Eye For Film >> Movies >> Live To Remember (2008) Film Review
Live To Remember
Reviewed by: Amber Wilkinson
Based on a short story by Valentin Rasputin, Live To Remember is the sort of thing the BBC would have made if they had only had the idea first – although its similarities to a good tea-time television drama should not condemn it.
Set in a rural Russian village, in 1944, Nastya (Daria Moroz) works on the homefront chopping down trees for the war effort in between her subsistence farming, like all the other young women in the village. In the few moments they aren’t hard at work, they dream of the day when the war will end and their boys will come home for good – even those who have already received death notices.
One night, out of the blue, Nastya gets the shock of her life when hubby Andrei (Mikhail Evlanov) turns up out of nowhere, having deserted the army, and asks for her help in less than loving fashion: “If you tell anyone. I’ll kill you.”
His secret is kept, amid a string of additional threats but, as Nastya visits his hideaway, a bond grows between them.

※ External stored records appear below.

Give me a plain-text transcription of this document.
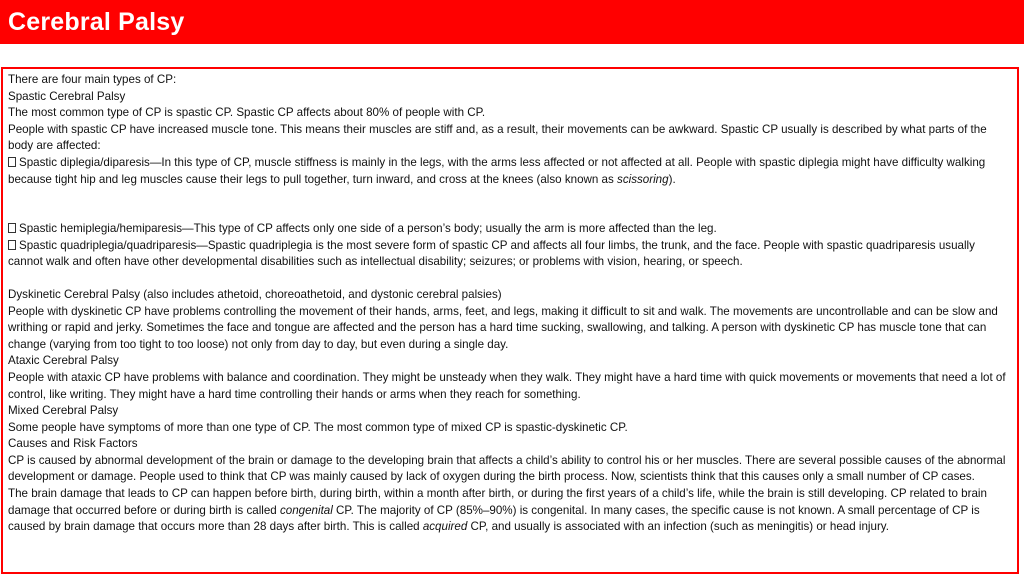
Cerebral Palsy

There are four main types of CP:

Spastic Cerebral Palsy

The most common type of CP is spastic CP. Spastic CP affects about 80% of people with CP.

People with spastic CP have increased muscle tone. This means their muscles are stiff and, as a result, their movements can be awkward. Spastic CP usually is described by what parts of the body are affected:

Spastic diplegia/diparesis—In this type of CP, muscle stiffness is mainly in the legs, with the arms less affected or not affected at all. People with spastic diplegia might have difficulty walking because tight hip and leg muscles cause their legs to pull together, turn inward, and cross at the knees (also known as scissoring).

Spastic hemiplegia/hemiparesis—This type of CP affects only one side of a person’s body; usually the arm is more affected than the leg.

Spastic quadriplegia/quadriparesis—Spastic quadriplegia is the most severe form of spastic CP and affects all four limbs, the trunk, and the face. People with spastic quadriparesis usually cannot walk and often have other developmental disabilities such as intellectual disability; seizures; or problems with vision, hearing, or speech.

Dyskinetic Cerebral Palsy (also includes athetoid, choreoathetoid, and dystonic cerebral palsies)

People with dyskinetic CP have problems controlling the movement of their hands, arms, feet, and legs, making it difficult to sit and walk. The movements are uncontrollable and can be slow and writhing or rapid and jerky. Sometimes the face and tongue are affected and the person has a hard time sucking, swallowing, and talking. A person with dyskinetic CP has muscle tone that can change (varying from too tight to too loose) not only from day to day, but even during a single day.

Ataxic Cerebral Palsy

People with ataxic CP have problems with balance and coordination. They might be unsteady when they walk. They might have a hard time with quick movements or movements that need a lot of control, like writing. They might have a hard time controlling their hands or arms when they reach for something.

Mixed Cerebral Palsy

Some people have symptoms of more than one type of CP. The most common type of mixed CP is spastic-dyskinetic CP.

Causes and Risk Factors

CP is caused by abnormal development of the brain or damage to the developing brain that affects a child’s ability to control his or her muscles. There are several possible causes of the abnormal development or damage. People used to think that CP was mainly caused by lack of oxygen during the birth process. Now, scientists think that this causes only a small number of CP cases.

The brain damage that leads to CP can happen before birth, during birth, within a month after birth, or during the first years of a child’s life, while the brain is still developing. CP related to brain damage that occurred before or during birth is called congenital CP. The majority of CP (85%–90%) is congenital. In many cases, the specific cause is not known. A small percentage of CP is caused by brain damage that occurs more than 28 days after birth. This is called acquired CP, and usually is associated with an infection (such as meningitis) or head injury.
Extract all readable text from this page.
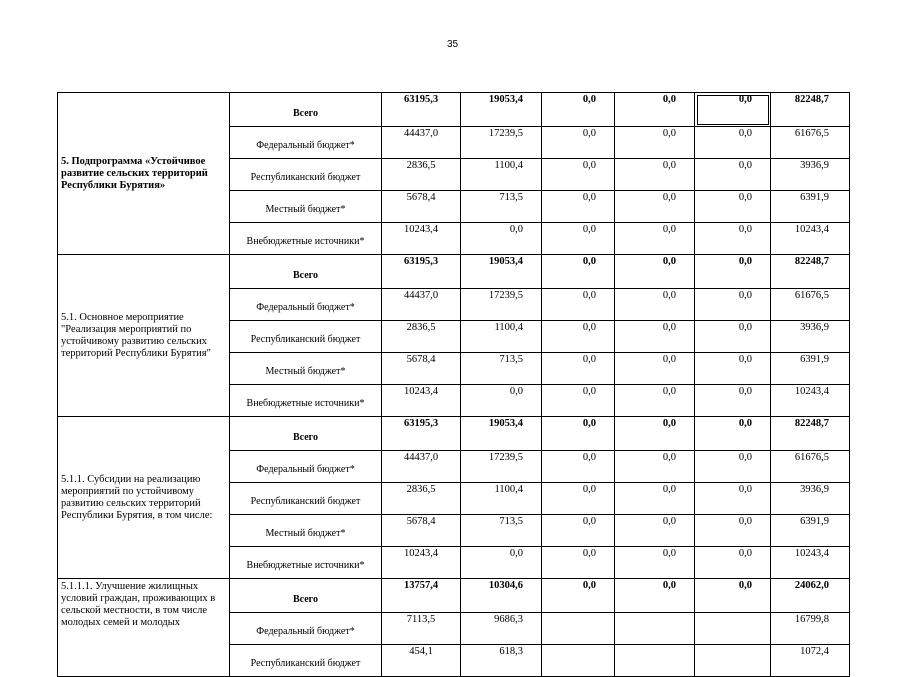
35
5. Подпрограмма «Устойчивое развитие сельских территорий Республики Бурятия»	Всего	63195,3	19053,4	0,0	0,0	0,0	82248,7
	Федеральный бюджет*	44437,0	17239,5	0,0	0,0	0,0	61676,5
	Республиканский бюджет	2836,5	1100,4	0,0	0,0	0,0	3936,9
	Местный бюджет*	5678,4	713,5	0,0	0,0	0,0	6391,9
	Внебюджетные источники*	10243,4	0,0	0,0	0,0	0,0	10243,4
5.1. Основное мероприятие "Реализация мероприятий по устойчивому развитию сельских территорий Республики Бурятия"	Всего	63195,3	19053,4	0,0	0,0	0,0	82248,7
	Федеральный бюджет*	44437,0	17239,5	0,0	0,0	0,0	61676,5
	Республиканский бюджет	2836,5	1100,4	0,0	0,0	0,0	3936,9
	Местный бюджет*	5678,4	713,5	0,0	0,0	0,0	6391,9
	Внебюджетные источники*	10243,4	0,0	0,0	0,0	0,0	10243,4
5.1.1. Субсидии на реализацию мероприятий по устойчивому развитию сельских территорий Республики Бурятия, в том числе:	Всего	63195,3	19053,4	0,0	0,0	0,0	82248,7
	Федеральный бюджет*	44437,0	17239,5	0,0	0,0	0,0	61676,5
	Республиканский бюджет	2836,5	1100,4	0,0	0,0	0,0	3936,9
	Местный бюджет*	5678,4	713,5	0,0	0,0	0,0	6391,9
	Внебюджетные источники*	10243,4	0,0	0,0	0,0	0,0	10243,4
5.1.1.1. Улучшение жилищных условий граждан, проживающих в сельской местности, в том числе молодых семей и молодых	Всего	13757,4	10304,6	0,0	0,0	0,0	24062,0
	Федеральный бюджет*	7113,5	9686,3				16799,8
	Республиканский бюджет	454,1	618,3				1072,4
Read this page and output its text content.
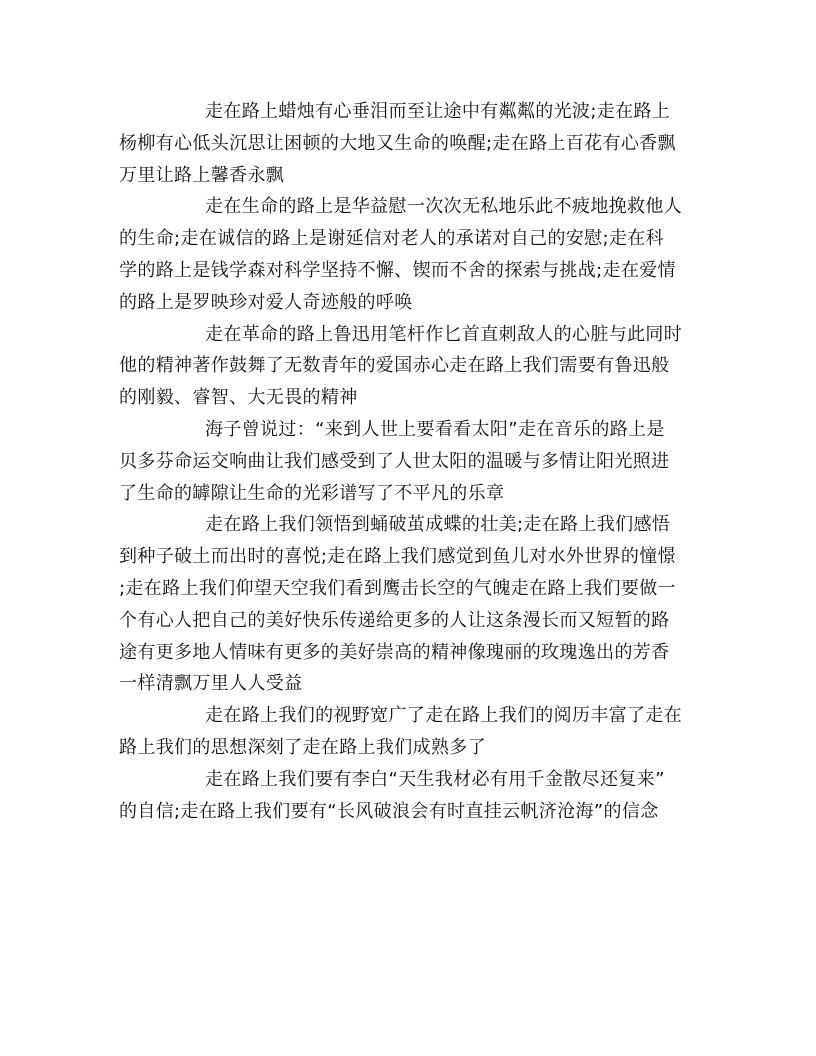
走在路上蜡烛有心垂泪而至让途中有粼粼的光波;走在路上
杨柳有心低头沉思让困顿的大地又生命的唤醒;走在路上百花有心香飘
万里让路上馨香永飘
走在生命的路上是华益慰一次次无私地乐此不疲地挽救他人
的生命;走在诚信的路上是谢延信对老人的承诺对自己的安慰;走在科
学的路上是钱学森对科学坚持不懈、锲而不舍的探索与挑战;走在爱情
的路上是罗映珍对爱人奇迹般的呼唤
走在革命的路上鲁迅用笔杆作匕首直刺敌人的心脏与此同时
他的精神著作鼓舞了无数青年的爱国赤心走在路上我们需要有鲁迅般
的刚毅、睿智、大无畏的精神
海子曾说过：“来到人世上要看看太阳”走在音乐的路上是
贝多芬命运交响曲让我们感受到了人世太阳的温暖与多情让阳光照进
了生命的罅隙让生命的光彩谱写了不平凡的乐章
走在路上我们领悟到蛹破茧成蝶的壮美;走在路上我们感悟
到种子破土而出时的喜悦;走在路上我们感觉到鱼儿对水外世界的憧憬
;走在路上我们仰望天空我们看到鹰击长空的气魄走在路上我们要做一
个有心人把自己的美好快乐传递给更多的人让这条漫长而又短暂的路
途有更多地人情味有更多的美好崇高的精神像瑰丽的玫瑰逸出的芳香
一样清飘万里人人受益
走在路上我们的视野宽广了走在路上我们的阅历丰富了走在
路上我们的思想深刻了走在路上我们成熟多了
走在路上我们要有李白“天生我材必有用千金散尽还复来”
的自信;走在路上我们要有“长风破浪会有时直挂云帆济沧海”的信念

But with the war coming to an end, an unexpected surprise for them both and the rest of the village soldiers due home any time its clear their happiness is at risk.
Director Alexander Proshkin sees contrast as crucial. The difference between the harsh winter landscape, epitomised by the crunch of snow under foot, and the outbreaks of village warmth as the community comes together in celebration or mourning. The indifference of the state to all but transgression compared to neighbours interested in every detail. He uses his camera well to emphasise these elements, setting the warmth of fires against the backdrop of snow; the fragility of a calf, against the harshness of winter. He is less successful, however, in terms of staging, with some scenes feeling overly theatrical.
Moroz and Evlanov work well together but as time passes the emotional shifts of the story crash into them like a tidal wave. What begins as a gradual thaw between their characters is vaporised under the intense heat of some clumsy scripting, although it may be that some of the subtitling fails to pass on the nuance. Still, if you like your Dickens dark, your Hardy harsh or your Bronte brutal, you’ll definitely warm to this.